Strong leasing activity from the federal government continued to drive Washington, D.C’s office leasing market in the first quarter of 2011. In response, the availability of prime office space in areas traditionally favored by government agencies — such as the Southwest and NoMa (short for North of Massachusetts) — are declining to historically low levels, according to a report released Monday by international commercial real estate services firm Studley.
While demand from Uncle Sam has remained strong, the private sector’s appetite for space remains sluggish. According to Studley, the District’s availability rate has changed little from the fourth quarter, declining less than one percent in the first quarter to 11.3 percent. In the Central Business District (CBD) and East End — home to many of the city’s private-sector companies — rates have remained nearly static during the past several quarters. For instance, the CBD’s availability rate, currently at 13.5 percent is among the highest of any area in the District. ...
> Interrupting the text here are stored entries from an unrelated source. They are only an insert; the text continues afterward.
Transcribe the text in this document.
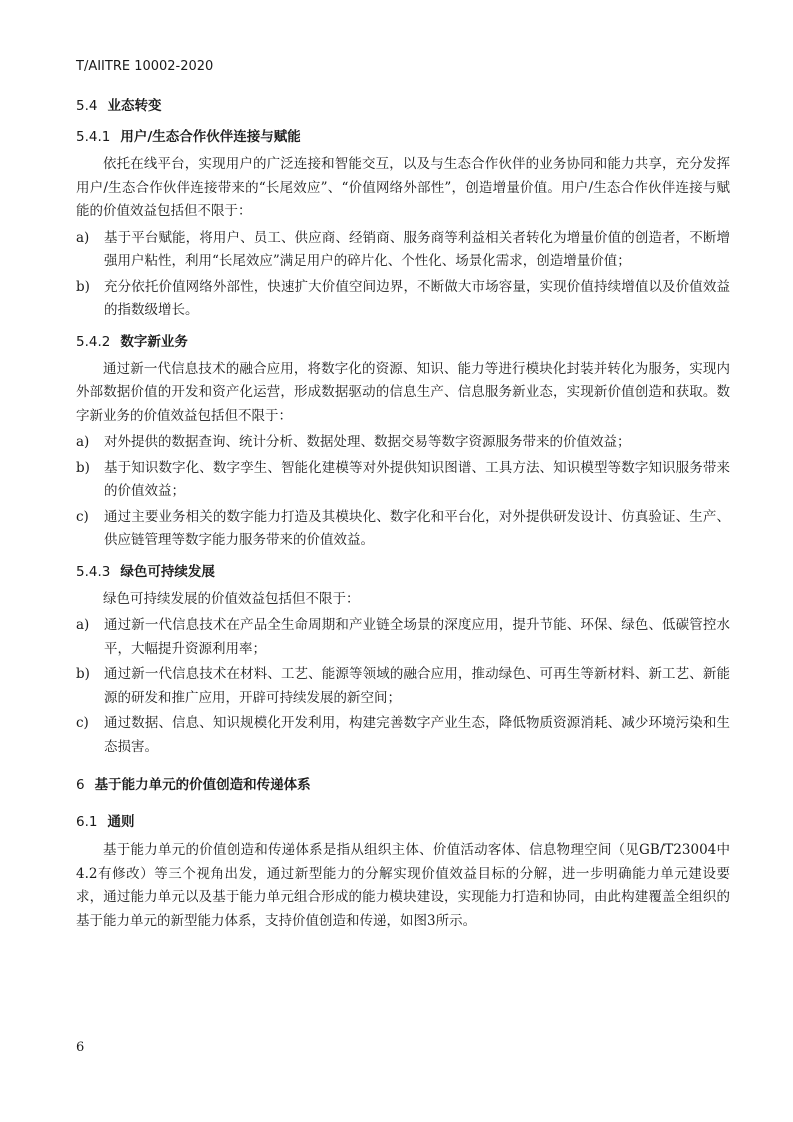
T/AIITRE 10002-2020
5.4 业态转变
5.4.1 用户/生态合作伙伴连接与赋能

依托在线平台，实现用户的广泛连接和智能交互，以及与生态合作伙伴的业务协同和能力共享，充分发挥用户/生态合作伙伴连接带来的“长尾效应”、“价值网络外部性”，创造增量价值。用户/生态合作伙伴连接与赋能的价值效益包括但不限于：

a) 基于平台赋能，将用户、员工、供应商、经销商、服务商等利益相关者转化为增量价值的创造者，不断增强用户粘性，利用“长尾效应”满足用户的碎片化、个性化、场景化需求，创造增量价值；
b) 充分依托价值网络外部性，快速扩大价值空间边界，不断做大市场容量，实现价值持续增值以及价值效益的指数级增长。
5.4.2 数字新业务

通过新一代信息技术的融合应用，将数字化的资源、知识、能力等进行模块化封装并转化为服务，实现内外部数据价值的开发和资产化运营，形成数据驱动的信息生产、信息服务新业态，实现新价值创造和获取。数字新业务的价值效益包括但不限于：

a) 对外提供的数据查询、统计分析、数据处理、数据交易等数字资源服务带来的价值效益；
b) 基于知识数字化、数字孪生、智能化建模等对外提供知识图谱、工具方法、知识模型等数字知识服务带来的价值效益；
c) 通过主要业务相关的数字能力打造及其模块化、数字化和平台化，对外提供研发设计、仿真验证、生产、供应链管理等数字能力服务带来的价值效益。
5.4.3 绿色可持续发展

绿色可持续发展的价值效益包括但不限于：

a) 通过新一代信息技术在产品全生命周期和产业链全场景的深度应用，提升节能、环保、绿色、低碳管控水平，大幅提升资源利用率；
b) 通过新一代信息技术在材料、工艺、能源等领域的融合应用，推动绿色、可再生等新材料、新工艺、新能源的研发和推广应用，开辟可持续发展的新空间；
c) 通过数据、信息、知识规模化开发利用，构建完善数字产业生态，降低物质资源消耗、减少环境污染和生态损害。
6 基于能力单元的价值创造和传递体系
6.1 通则

基于能力单元的价值创造和传递体系是指从组织主体、价值活动客体、信息物理空间（见GB/T23004中4.2有修改）等三个视角出发，通过新型能力的分解实现价值效益目标的分解，进一步明确能力单元建设要求，通过能力单元以及基于能力单元组合形成的能力模块建设，实现能力打造和协同，由此构建覆盖全组织的基于能力单元的新型能力体系，支持价值创造和传递，如图3所示。

6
... The future outlook is less certain. “If government leasing activity slows, the District will need to rely on a broad-based recovery in the private sector to support the commercial real estate market,” said Studley Executive Vice President Tom Fulcher. “While substantial changes to spending and entitlement programs will be unlikely to affect the market until after the 2012 election, we will experience a bit of a lull in the number of large tenants with lease rollovers in the next several years which could impede rent growth and limit demand for new space.”